The literary portrait of Joseph, the boy sold into slavery who becomes ruler of his adopted homeland, is echoed twice in the later books of the Bible. Both Mordechai, in the Scroll of Esther and Daniel in his eponymous book have similar stories.

Of the two, Daniel’s story seems to be the closer to Joseph. He too is a young man, a dreamer, an exile in the most powerful kingdom of the time. Through his wisdom and insight he reveals to the king the meaning of a troubling dream. As a result of this and other wondrous deeds he is promoted to high rank in the kingdom.

Mordechai’s story is slightly different. He too is in exile and like Joseph he becomes the king’s chief minister. But he is not young, he dreams no dreams and his achievement is in the sphere of politics not prophesy. And yet the ancient rabbinic commentaries draw a closer parallel with Mordechai than they do with Joseph.

The Midrash points to several verses in Mordechai’s story that echo the Joseph narrative. To the rabbinic mind these echoes are evidence of a common link between the Mordechai and Joseph narratives. By reading them together we can uncover ideas that are not explicit in either narrative alone.

Among the echoes that the Midrash points out are the words ‘day by day’ spoken by the people who entrap both Joseph and Mordechai, the ring that each man receives from the king, the royal garments they each wear and the procession in which they are each led through the streets of the capital city.

The common thread, that these echoes draw to our attention, is that both Joseph and Mordechai were both descendants of Rachel, Jacob’s beloved wife who died tragically young. Joseph was Rachel’s elder son while Mordechai was a descendant of her younger son Benjamin.

The reason why the Midrash wishes to remind us of Joseph and Mordechai’s common ancestry is due to an undercurrent that runs throughout biblical history, ever present but rarely discussed.

It begins with the rivalry between the two sisters Rachel and Leah, Jacob’s wives, and continues as an ongoing struggle for dominance between the tribes descended from them. The struggle starts as the two wives compete with each other for Jacob’s affection. It continues into the next generation Rachel’s son Joseph is thrown into the pit by Leah’s sons and Joseph in turn traps them into tearing Benjamin away from their father. Judah, Leah’s third son but the dominant personality is obliged to negotiate with Joseph to save Benjamin’s life, the irony being that Benjamin, like Joseph, is a Rachelite.

In later Israelite history the Rachelite tribe of Benjamin are ostracised from the nation, only to be redeemed when Saul the Benjamite, Rachel’s descendant, is crowned as Israel’s first king. But the Rachelite dominance does not last. Saul is deposed and David, a descendant of Leah, rules in his place.
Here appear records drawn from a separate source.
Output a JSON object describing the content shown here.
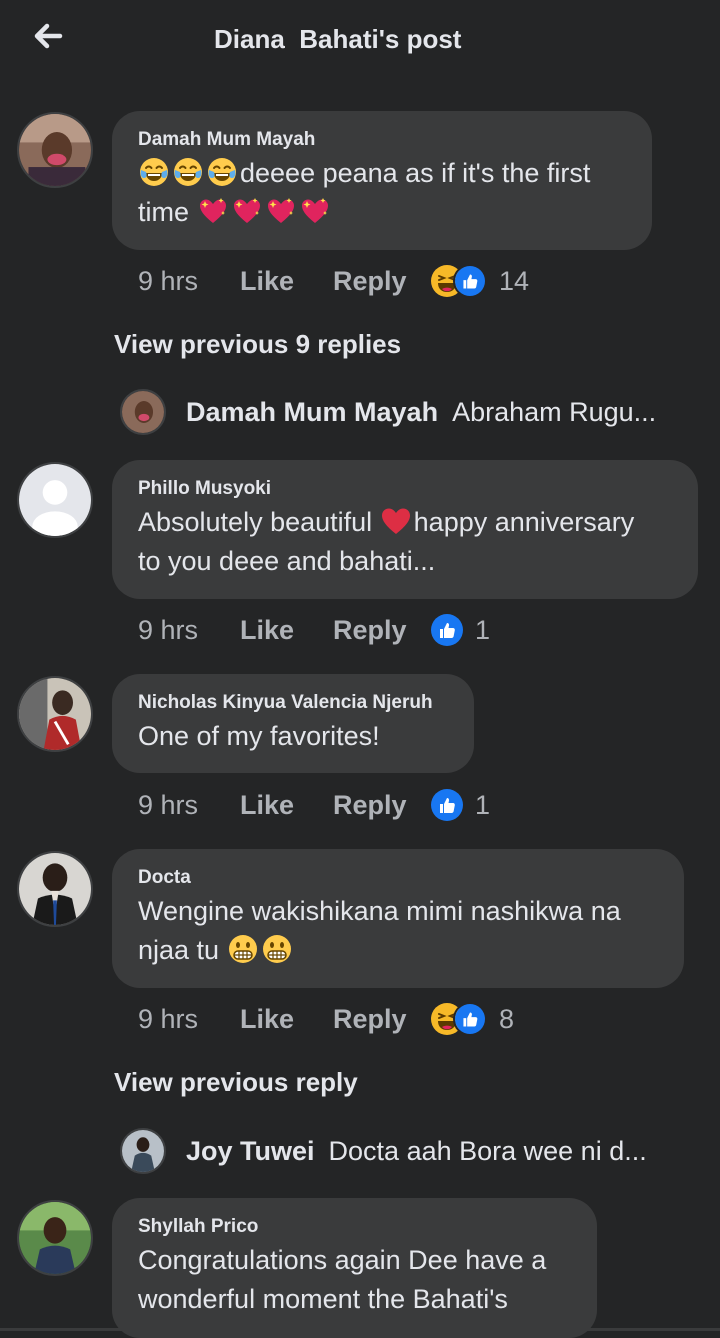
{
  "header": {
    "title": "Diana  Bahati's post"
  },
  "comments": [
    {
      "author": "Damah Mum Mayah",
      "text_after_emoji": "deeee peana as if it's the first",
      "text_line2": "time",
      "time": "9 hrs",
      "like_label": "Like",
      "reply_label": "Reply",
      "reaction_count": "14",
      "reactions": [
        "haha-reaction-icon",
        "like-reaction-icon"
      ]
    },
    {
      "author": "Phillo Musyoki",
      "text_part1": "Absolutely beautiful ",
      "text_part2": "happy anniversary",
      "text_line2": "to you deee and bahati...",
      "time": "9 hrs",
      "like_label": "Like",
      "reply_label": "Reply",
      "reaction_count": "1",
      "reactions": [
        "like-reaction-icon"
      ]
    },
    {
      "author": "Nicholas Kinyua Valencia Njeruh",
      "text": "One of my favorites!",
      "time": "9 hrs",
      "like_label": "Like",
      "reply_label": "Reply",
      "reaction_count": "1",
      "reactions": [
        "like-reaction-icon"
      ]
    },
    {
      "author": "Docta",
      "text_line1": "Wengine wakishikana mimi nashikwa na",
      "text_line2": "njaa tu",
      "time": "9 hrs",
      "like_label": "Like",
      "reply_label": "Reply",
      "reaction_count": "8",
      "reactions": [
        "haha-reaction-icon",
        "like-reaction-icon"
      ]
    },
    {
      "author": "Shyllah Prico",
      "text_line1": "Congratulations again Dee have a",
      "text_line2": "wonderful moment the Bahati's"
    }
  ],
  "view_previous_1": "View previous 9 replies",
  "view_previous_2": "View previous reply",
  "reply_previews": [
    {
      "name": "Damah Mum Mayah",
      "snippet": "Abraham Rugu..."
    },
    {
      "name": "Joy Tuwei",
      "snippet": "Docta aah Bora wee ni d..."
    }
  ],
  "colors": {
    "background": "#242526",
    "bubble": "#3a3b3c",
    "like_blue": "#1877f2",
    "haha_yellow": "#f7b928"
  }
}
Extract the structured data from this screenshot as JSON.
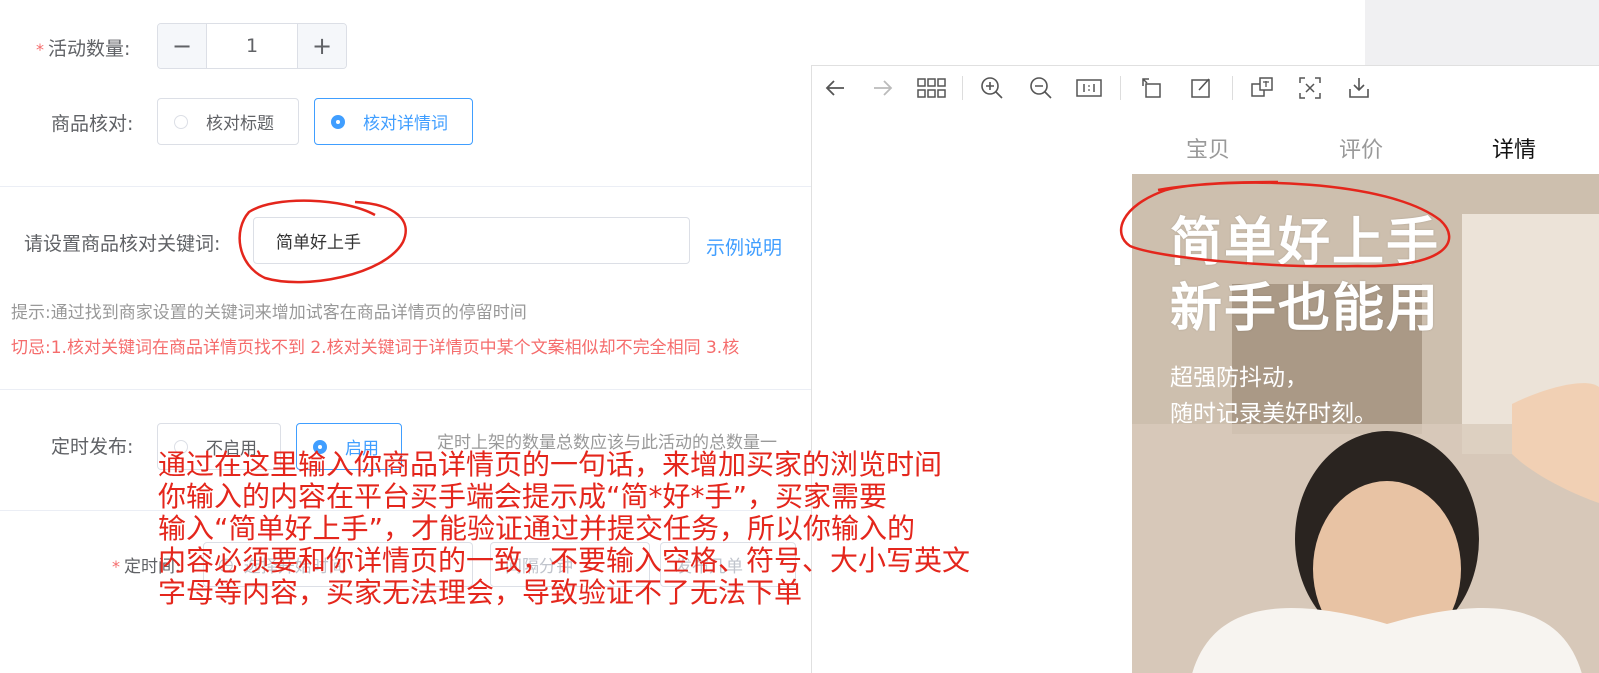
{
  "form": {
    "activity_count": {
      "label": "活动数量:",
      "value": "1",
      "minus": "−",
      "plus": "+"
    },
    "verify": {
      "label": "商品核对:",
      "option_title": "核对标题",
      "option_detail": "核对详情词"
    },
    "keyword": {
      "label": "请设置商品核对关键词:",
      "value": "简单好上手",
      "example_link": "示例说明",
      "hint": "提示:通过找到商家设置的关键词来增加试客在商品详情页的停留时间",
      "warning": "切忌:1.核对关键词在商品详情页找不到 2.核对关键词于详情页中某个文案相似却不完全相同 3.核"
    },
    "schedule": {
      "label": "定时发布:",
      "option_off": "不启用",
      "option_on": "启用",
      "note": "定时上架的数量总数应该与此活动的总数量一"
    },
    "timing": {
      "label": "定时间:",
      "start_placeholder": "选择开始时间",
      "interval_placeholder": "间隔分钟",
      "unit_placeholder": "发布几单"
    }
  },
  "viewer": {
    "tabs": [
      "宝贝",
      "评价",
      "详情"
    ],
    "active_tab": 2,
    "product": {
      "title_line1": "简单好上手",
      "title_line2": "新手也能用",
      "sub_line1": "超强防抖动，",
      "sub_line2": "随时记录美好时刻。"
    },
    "toolbar_icons": [
      "arrow-left-icon",
      "arrow-right-icon",
      "grid-icon",
      "zoom-in-icon",
      "zoom-out-icon",
      "actual-size-icon",
      "rotate-icon",
      "edit-icon",
      "translate-icon",
      "ocr-icon",
      "download-icon"
    ]
  },
  "annotation": {
    "lines": [
      "通过在这里输入你商品详情页的一句话，来增加买家的浏览时间",
      "你输入的内容在平台买手端会提示成“简*好*手”，买家需要",
      "输入“简单好上手”，才能验证通过并提交任务，所以你输入的",
      "内容必须要和你详情页的一致，不要输入空格、符号、大小写英文",
      "字母等内容，买家无法理会，导致验证不了无法下单"
    ],
    "color": "#e4261c"
  }
}
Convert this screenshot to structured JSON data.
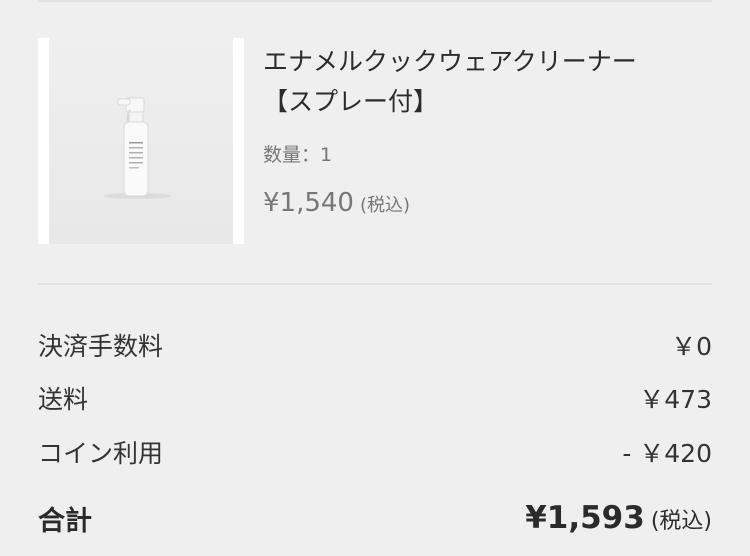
{
  "product": {
    "name_line1": "エナメルクックウェアクリーナー",
    "name_line2": "【スプレー付】",
    "quantity": "数量：1",
    "price": "¥1,540",
    "tax_note": "(税込)",
    "image_icon": "spray-bottle-icon"
  },
  "summary": {
    "fee_label": "決済手数料",
    "fee_value": "￥0",
    "shipping_label": "送料",
    "shipping_value": "￥473",
    "coin_label": "コイン利用",
    "coin_value": "- ￥420",
    "total_label": "合計",
    "total_value": "¥1,593",
    "total_tax_note": "(税込)"
  },
  "colors": {
    "background": "#efefef",
    "divider": "#e2e2e2",
    "text": "#333333",
    "muted": "#777777"
  }
}
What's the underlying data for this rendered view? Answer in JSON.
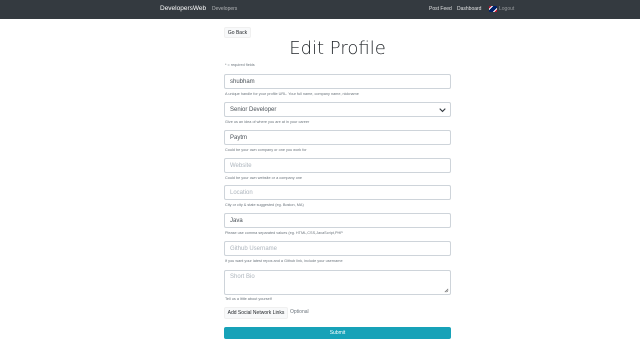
{
  "navbar": {
    "brand": "DevelopersWeb",
    "developers": "Developers",
    "post_feed": "Post Feed",
    "dashboard": "Dashboard",
    "logout": "Logout"
  },
  "go_back": "Go Back",
  "title": "Edit Profile",
  "required_note": "* = required fields",
  "fields": {
    "handle": {
      "value": "shubham",
      "help": "A unique handle for your profile URL. Your full name, company name, nickname"
    },
    "status": {
      "value": "Senior Developer",
      "help": "Give us an idea of where you are at in your career"
    },
    "company": {
      "value": "Paytm",
      "help": "Could be your own company or one you work for"
    },
    "website": {
      "placeholder": "Website",
      "help": "Could be your own website or a company one"
    },
    "location": {
      "placeholder": "Location",
      "help": "City or city & state suggested (eg. Boston, MA)"
    },
    "skills": {
      "value": "Java",
      "help": "Please use comma separated values (eg. HTML,CSS,JavaScript,PHP"
    },
    "github": {
      "placeholder": "Github Username",
      "help": "If you want your latest repos and a Github link, include your username"
    },
    "bio": {
      "placeholder": "Short Bio",
      "help": "Tell us a little about yourself"
    }
  },
  "social_button": "Add Social Network Links",
  "optional": "Optional",
  "submit": "Submit"
}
When David’s son Solomon dies the kingdom splits in two. The northern kingdom is ruled by Jeroboam, an Ephraimite, descended from Rachel; the southern kingdom remains in the hands of the tribe of Judah, Leah’s progeny.

In the Book of Esther the Rachelite tribes are given an opportunity to dominate once again. Mordechai and Esther are Benjamites, relatives of King Saul. When Esther displays her reluctance to confront the king and tell him of Haman’s genocidal plans, Mordechai warns her that if she doesn’t act salvation will come from elsewhere. He means that this is their tribe’s chance to restore their fortunes; if they do not, someone from the Leahite tribes will undoubtedly step in. Even at moments of national calamity the in-fighting continues.

The Midrash doesn’t tell us any of this. It simply draws parallels between verses in the stories of Joseph and Mordechai, and leaves its audience to work the rest out for themselves. The underlying message is one of conflict and plurality; the nation has always been divided. This can either be a strength or a weakness, but the Midrash is not interested in preaching about unity or division. It simply points its audience at the ideas, and leaves the rest to them.